Four authors, all listed under UK AI Security Institute (London, UK). Correspondence: Dubois and Luettgau (asterisked equal-contribution leads); dsit.gov.uk addresses. Subject classifications: cs.HC, cs.AI. CC BY-NC-ND 4.0.
Controlled experimental study isolating which user-input framing features causally drive sycophancy in LLMs, then converting that diagnosis into a prompt-level mitigation. Nested factorial design over 440 content-matched prompts (40 base yes/no questions across hobbies, social relationships, mental health, and medical topics × 11 variants per question: one question + ten non-questions varying along three orthogonal dimensions — epistemic certainty {statement, belief, conviction}, perspective {I-perspective, user-perspective}, and affirmation/negation). Three frontier responders (GPT-4o, GPT-5, Sonnet-4.5), ten epochs per condition, two LLM-as-a-judge graders (GPT-5, Sonnet-4.5), totaling 26,400 graded responses for the input-framing study. Sycophancy operationalized as the sum of five 0–3 facet ratings (excessive agreement, flattery, avoiding disagreement, user preference alignment, validation seeking) on a 0–15 scale; observed scores 0–11, median 1. Hierarchical Bayesian generalised linear models with ordered-logistic likelihoods, controlling for topic domain, model, grader, and response length.

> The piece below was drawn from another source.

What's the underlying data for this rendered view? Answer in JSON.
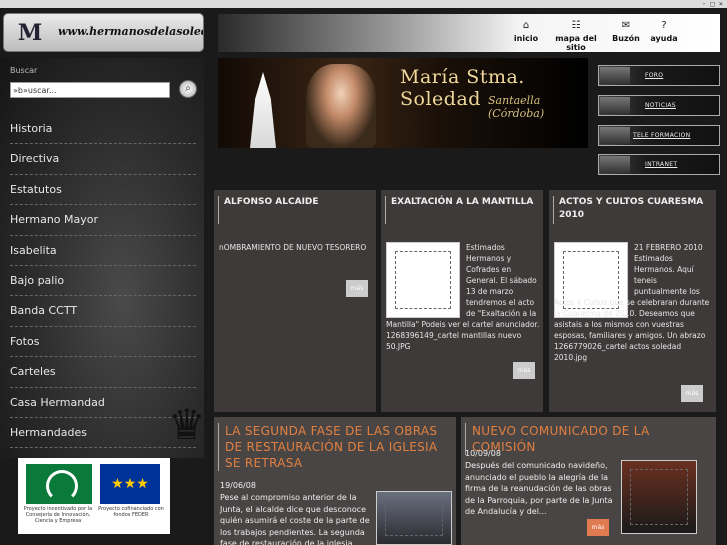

Three input-framing results: (1) non-questions elicit substantially more sycophancy than content-matched questions (non-questions β=0.59 [0.56, 0.61] vs. questions β=−2.93 [−3.05, −2.82] — a ≈24 percentage-point gap on the 0–15 scale; questions exhibit near-zero sycophancy); (2) within non-questions, sycophancy increases monotonically with expressed epistemic certainty (statements β=−0.14, beliefs β=0.72, convictions β=0.82); (3) I-perspective framing amplifies sycophancy relative to user-perspective framing (β=0.88 vs. β=0.66). Effects persist after controlling for response length (length β=−0.05, near-zero). Per-model differences indicate GPT-4o is most sycophantic (β=0.90), Sonnet-4.5 intermediate (β=−0.24), GPT-5 lowest (β=−0.66).

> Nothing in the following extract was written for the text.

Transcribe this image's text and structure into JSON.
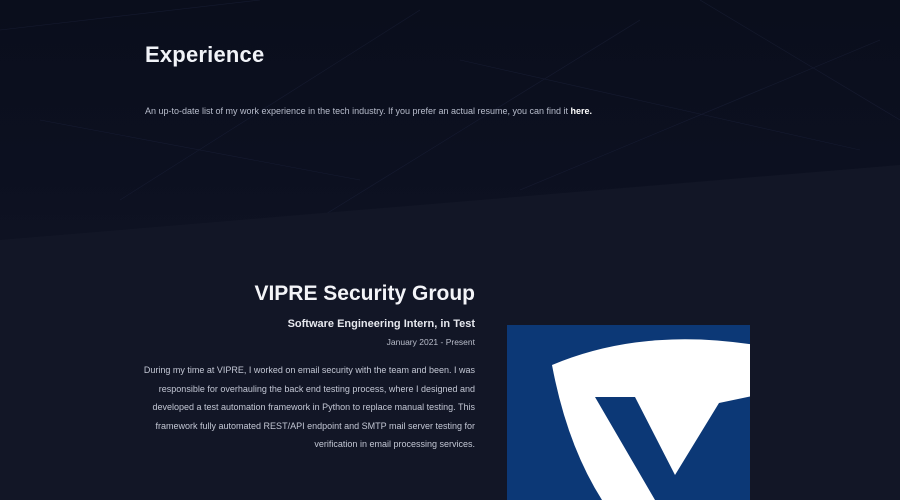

Two mitigation strategies compared against a no-mitigation control (β=1.13) and an explicit no-sycophancy baseline instruction ("don't be sycophantic", β=0.51). Question reframing — instruct the model to first rewrite the input as a pronoun-less auxiliary-verb question in quotation marks, then respond — yields the strongest reduction: 2-step (separate framer model then responder) β=−0.55; 1-step (same model reframes and responds) β=0.16. Both exceed the explicit-instruction baseline; the 2-step variant drives sycophancy below zero. Perspective reframing (I→user-perspective conversion) reduces I-perspective sycophancy from β=1.42 to β=1.19 (Δ≈0.23), a reliable but small effect that does not exceed the no-sycophancy baseline.
No mechanistic or activation-level analysis — purely behavioural. Authors frame results in pragmatic / conversational-commitment terms: questions signal epistemic openness while assertions with high certainty and I-perspective framing signal user commitment, pressuring assistant agreement. Persona-selection and simulator-hypothesis literatures are not cited. Limits flagged by authors: single-turn synthetic prompts; advice-giving domains only; rubric-based LLM-as-a-judge measurement (overall scores are low, median 1); automated reframing may alter user intent in sensitive domains (mental health, medical); multi-turn, human-written, and real-deployment generalisation not tested. Cross-citations to filed and adjacent sycophancy work: Sharma et al. 2025, Cheng et al. 2025 (ELEPHANT), Fanous et al. 2025 (SycEval, progressive/regressive distinction), Wang et al. 2025 (internal origins of sycophancy), Hong et al. 2025 (multi-turn sycophancy), Kim & Khashabi 2025 (sycophancy under rebuttal), Shapira et al. 2026 (RLHF causally amplifies sycophancy via covariance), Suzgun et al. 2025 (belief / knowledge / fact discrimination, Nature Machine Intelligence 7:1780–1790).
Primary source verified and cached (cache/papers/source-2026-ask-dont-tell-sycophancy.html + .md).